Now… That’s an honest restatement. The next step of their reasoning is shoddy
nonsense. It’s classic faulty Bayesian reasoning: 1/1000 is the probability of
transmission via a single unprotected sexual contact; 1/250 is the probability of an
individual being HIV positive; therefore, the probability of transmission by a single sexual contact with an individual with unknown HIV status is (1/1000)×(1/250). But remember the Bayesian rule: P(X and Y) = P(X)×P(Y) *only if* X and Y are independent.

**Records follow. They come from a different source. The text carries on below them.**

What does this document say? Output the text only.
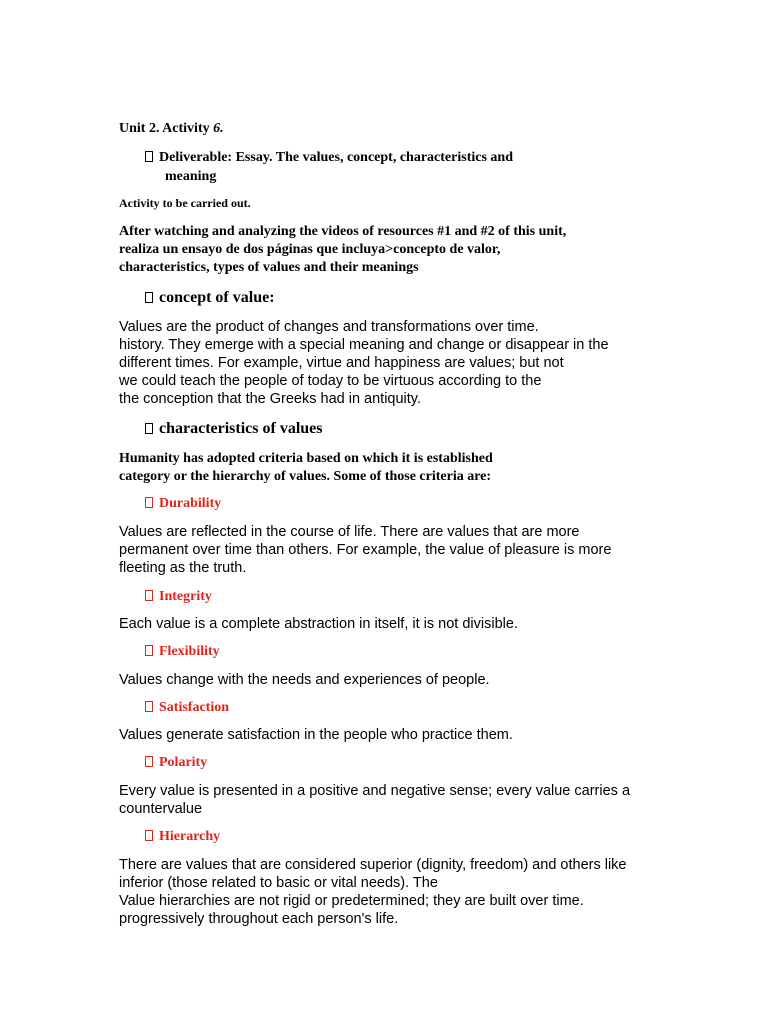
Unit 2. Activity 6.
Deliverable: Essay. The values, concept, characteristics and
meaning
Activity to be carried out.
After watching and analyzing the videos of resources #1 and #2 of this unit,
realiza un ensayo de dos páginas que incluya>concepto de valor,
characteristics, types of values and their meanings
concept of value:
Values are the product of changes and transformations over time.
history. They emerge with a special meaning and change or disappear in the
different times. For example, virtue and happiness are values; but not
we could teach the people of today to be virtuous according to the
the conception that the Greeks had in antiquity.
characteristics of values
Humanity has adopted criteria based on which it is established
category or the hierarchy of values. Some of those criteria are:
Durability
Values are reflected in the course of life. There are values that are more
permanent over time than others. For example, the value of pleasure is more
fleeting as the truth.
Integrity
Each value is a complete abstraction in itself, it is not divisible.
Flexibility
Values change with the needs and experiences of people.
Satisfaction
Values generate satisfaction in the people who practice them.
Polarity
Every value is presented in a positive and negative sense; every value carries a
countervalue
Hierarchy
There are values that are considered superior (dignity, freedom) and others like
inferior (those related to basic or vital needs). The
Value hierarchies are not rigid or predetermined; they are built over time.
progressively throughout each person's life.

Is sexual behavior within the population under discussing really independent? Of course not! The numbers don’t combine that way. HIV incidence is *much* higher among certain sub-populations; and, by something that is most definitely *not* coincidence, those are *exactly* the sub-populations that are most promiscuous. We can’t combine that 1/250 number with that 1/1000 number *without showing independence*. Which, of course, the denialists can’t do.
>The chances of one person contracting HIV from random sex is still 1 in 250,000.

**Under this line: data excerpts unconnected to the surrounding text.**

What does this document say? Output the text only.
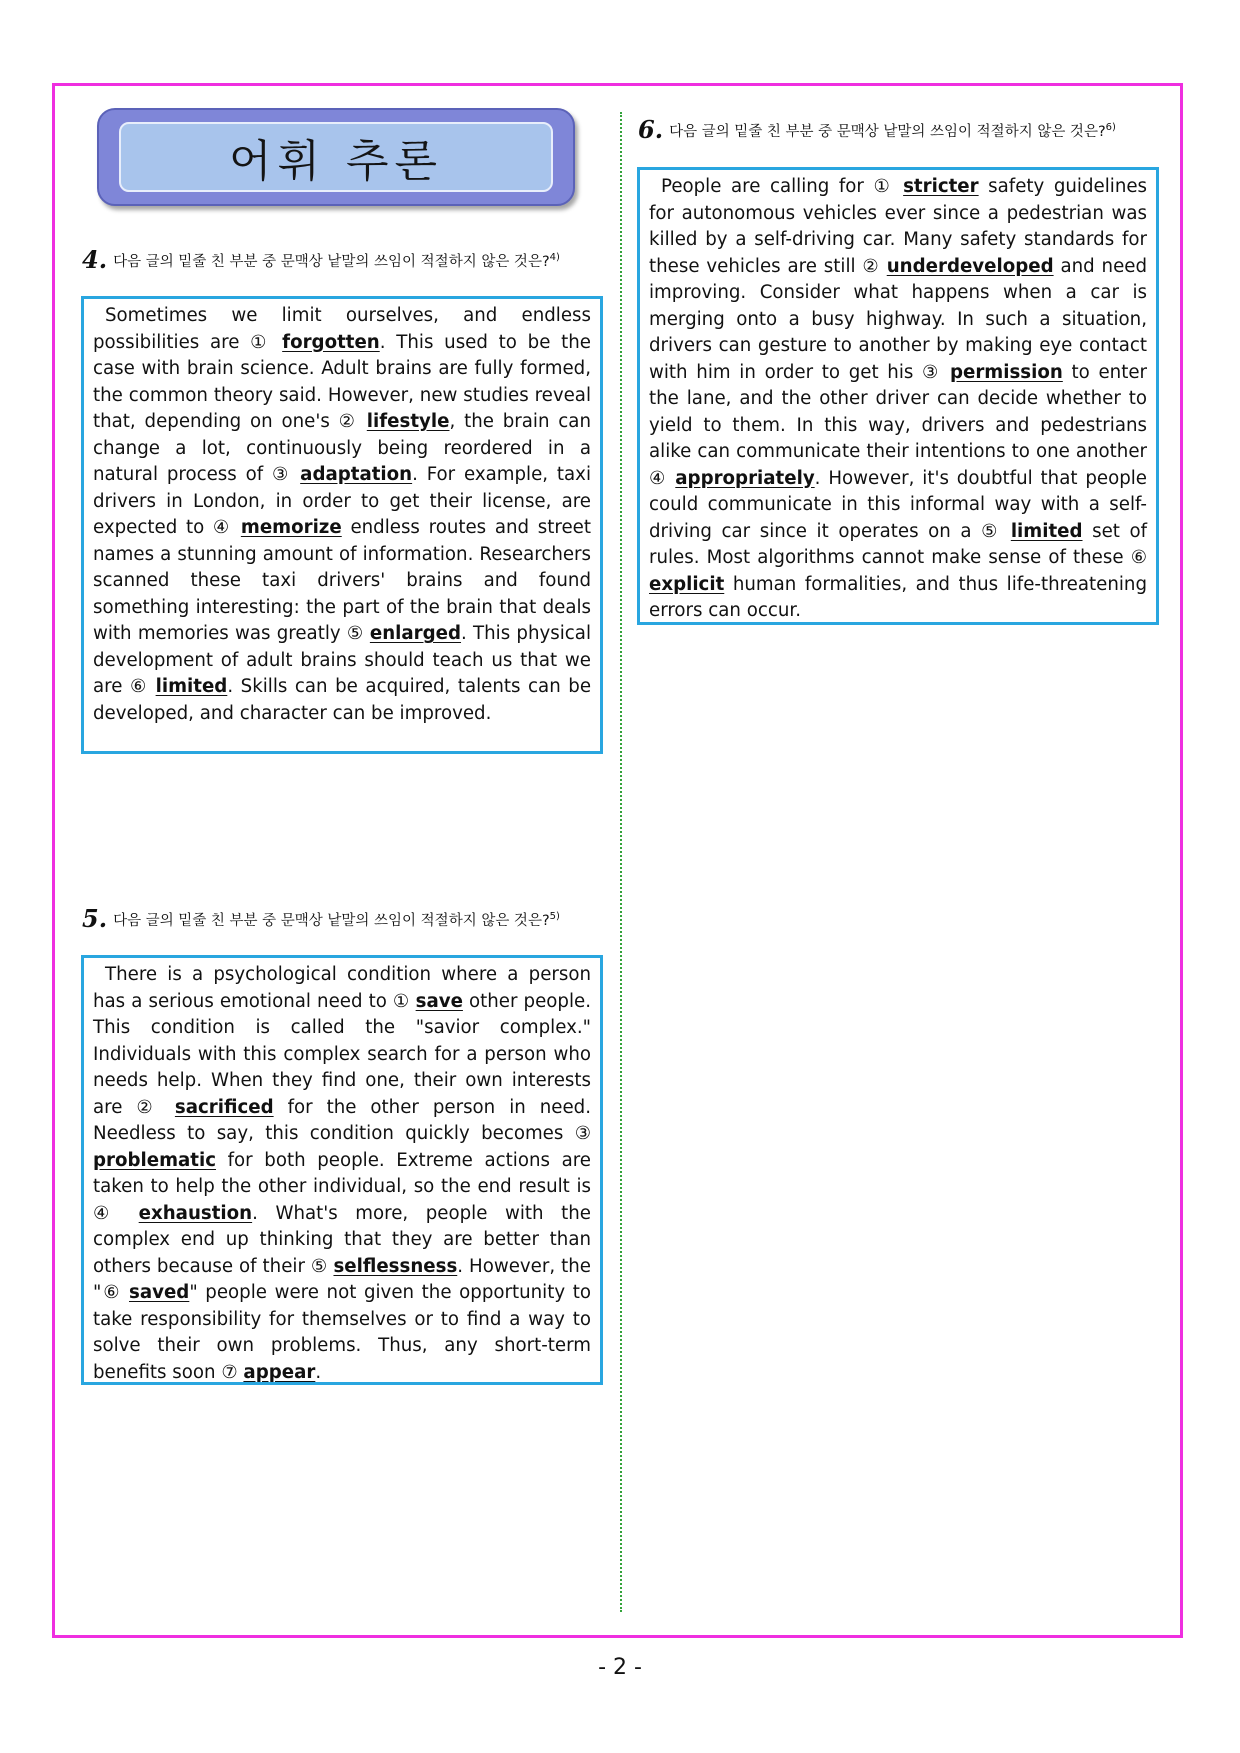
어휘 추론
4. 다음 글의 밑줄 친 부분 중 문맥상 낱말의 쓰임이 적절하지 않은 것은?$^{4)}$

Sometimes we limit ourselves, and endless possibilities are ① forgotten. This used to be the case with brain science. Adult brains are fully formed, the common theory said. However, new studies reveal that, depending on one's ② lifestyle, the brain can change a lot, continuously being reordered in a natural process of ③ adaptation. For example, taxi drivers in London, in order to get their license, are expected to ④ memorize endless routes and street names a stunning amount of information. Researchers scanned these taxi drivers' brains and found something interesting: the part of the brain that deals with memories was greatly ⑤ enlarged. This physical development of adult brains should teach us that we are ⑥ limited. Skills can be acquired, talents can be developed, and character can be improved.

5. 다음 글의 밑줄 친 부분 중 문맥상 낱말의 쓰임이 적절하지 않은 것은?$^{5)}$

There is a psychological condition where a person has a serious emotional need to ① save other people. This condition is called the "savior complex." Individuals with this complex search for a person who needs help. When they find one, their own interests are ② sacrificed for the other person in need. Needless to say, this condition quickly becomes ③ problematic for both people. Extreme actions are taken to help the other individual, so the end result is ④ exhaustion. What's more, people with the complex end up thinking that they are better than others because of their ⑤ selflessness. However, the "⑥ saved" people were not given the opportunity to take responsibility for themselves or to find a way to solve their own problems. Thus, any short-term benefits soon ⑦ appear.

6. 다음 글의 밑줄 친 부분 중 문맥상 낱말의 쓰임이 적절하지 않은 것은?$^{6)}$

People are calling for ① stricter safety guidelines for autonomous vehicles ever since a pedestrian was killed by a self-driving car. Many safety standards for these vehicles are still ② underdeveloped and need improving. Consider what happens when a car is merging onto a busy highway. In such a situation, drivers can gesture to another by making eye contact with him in order to get his ③ permission to enter the lane, and the other driver can decide whether to yield to them. In this way, drivers and pedestrians alike can communicate their intentions to one another ④ appropriately. However, it's doubtful that people could communicate in this informal way with a self-driving car since it operates on a ⑤ limited set of rules. Most algorithms cannot make sense of these ⑥ explicit human formalities, and thus life-threatening errors can occur.

- 2 -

>In fact, if you take into account Nancy Padian’s study five years later (1997)
>the chances for negative males to catch HIV in a contact with a positive female
>are properly 1 in 9000, not 1 in 1000, so the number of random contacts would
>have to be 2,250,000, which is indeed “even more absurd”, in Duesberg’s phrase.

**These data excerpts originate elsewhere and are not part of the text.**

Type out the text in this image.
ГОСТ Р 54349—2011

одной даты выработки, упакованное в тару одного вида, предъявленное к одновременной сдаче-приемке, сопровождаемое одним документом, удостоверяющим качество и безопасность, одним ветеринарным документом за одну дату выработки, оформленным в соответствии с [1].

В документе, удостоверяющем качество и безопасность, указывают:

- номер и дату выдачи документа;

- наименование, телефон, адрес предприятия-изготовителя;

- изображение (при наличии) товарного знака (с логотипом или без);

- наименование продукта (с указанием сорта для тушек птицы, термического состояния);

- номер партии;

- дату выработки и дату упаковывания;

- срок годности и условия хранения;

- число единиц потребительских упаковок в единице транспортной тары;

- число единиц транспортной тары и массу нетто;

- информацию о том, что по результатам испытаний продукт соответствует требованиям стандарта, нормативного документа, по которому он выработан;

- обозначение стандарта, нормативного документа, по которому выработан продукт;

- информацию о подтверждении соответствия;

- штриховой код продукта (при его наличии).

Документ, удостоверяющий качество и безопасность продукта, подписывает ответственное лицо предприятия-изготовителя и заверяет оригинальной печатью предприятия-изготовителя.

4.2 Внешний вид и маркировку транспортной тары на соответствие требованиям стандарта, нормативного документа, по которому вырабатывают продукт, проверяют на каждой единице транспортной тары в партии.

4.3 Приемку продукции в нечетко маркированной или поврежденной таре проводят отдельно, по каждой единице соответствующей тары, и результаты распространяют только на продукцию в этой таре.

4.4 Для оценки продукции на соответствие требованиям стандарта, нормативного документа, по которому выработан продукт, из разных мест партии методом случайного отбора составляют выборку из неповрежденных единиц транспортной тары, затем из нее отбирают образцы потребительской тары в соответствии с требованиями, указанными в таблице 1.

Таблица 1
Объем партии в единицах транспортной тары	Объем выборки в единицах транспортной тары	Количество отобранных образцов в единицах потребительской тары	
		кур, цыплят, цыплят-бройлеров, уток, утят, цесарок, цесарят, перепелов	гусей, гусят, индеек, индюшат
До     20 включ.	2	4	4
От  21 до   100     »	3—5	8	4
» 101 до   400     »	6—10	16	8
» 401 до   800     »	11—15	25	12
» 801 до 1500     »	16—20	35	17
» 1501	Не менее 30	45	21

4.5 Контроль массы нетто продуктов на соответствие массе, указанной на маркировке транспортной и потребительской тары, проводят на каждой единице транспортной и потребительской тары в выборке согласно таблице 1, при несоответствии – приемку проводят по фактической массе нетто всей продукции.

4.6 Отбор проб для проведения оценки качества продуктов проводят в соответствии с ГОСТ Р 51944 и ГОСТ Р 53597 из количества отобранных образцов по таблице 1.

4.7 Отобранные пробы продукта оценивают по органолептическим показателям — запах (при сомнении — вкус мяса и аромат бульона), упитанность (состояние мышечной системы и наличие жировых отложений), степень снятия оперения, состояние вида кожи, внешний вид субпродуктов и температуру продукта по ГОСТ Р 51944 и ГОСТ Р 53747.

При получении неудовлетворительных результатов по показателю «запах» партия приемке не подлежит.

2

So, they take the already faulty 1/250,000 number, and quite deliberately combined it with *yet another* non-indendepent probability to artificially inflate the number further.
>Noble correctly noticed that the 1 in 3000 positive recruit was part of a group
>of 3000 that included 2999 negatives, and the chance of contracting the Virus
>from random contacts had to be spread over the whole group, so the average
>number of random contacts needed per recruit would not be 250,000 but
>250,000/3000 = 83.
This little bit is not *too* bad. It’s not *good* mind you, but it’s not horrible. First, as I said before, combining the 1/1000 and the 1/250 is simple invalid – we need to know the dependence rate first. So… If the infection rate is 1 in 1000, and we have 3000 recruits, if, on average, each recruit had sex with *one* HIV positive partner *one* time, we would *expect* to see 3 HIV positive recruits.
Oops. That doesn’t look so good for the denialists, now does it?
The fact of the matter is: that 83 average sexual contacts simple *is not* an unreasonable figure. Remember that the transmission probability is *per contact*, not *per partner*. How often does a sexual active young adult have sex? I’ll be honest and say that I don’t know. But the statistics I can find claim that the average sexually active american (averaged over all ages) has sex two times per week. At that rate, 83 contacts is less than one year of sexual activity.
How many readers out there think that it’s unreasonable to guess that, on average, new military recruits are having sex two times per week? And that they’ve been sexually active for at least a year before signing up?
See, the thing is, even if you *accept* the bogus numbers and bad math that the denialists are using, their arguments simply don’t stand up if you actually look at the math, and reason out just what those numbers mean.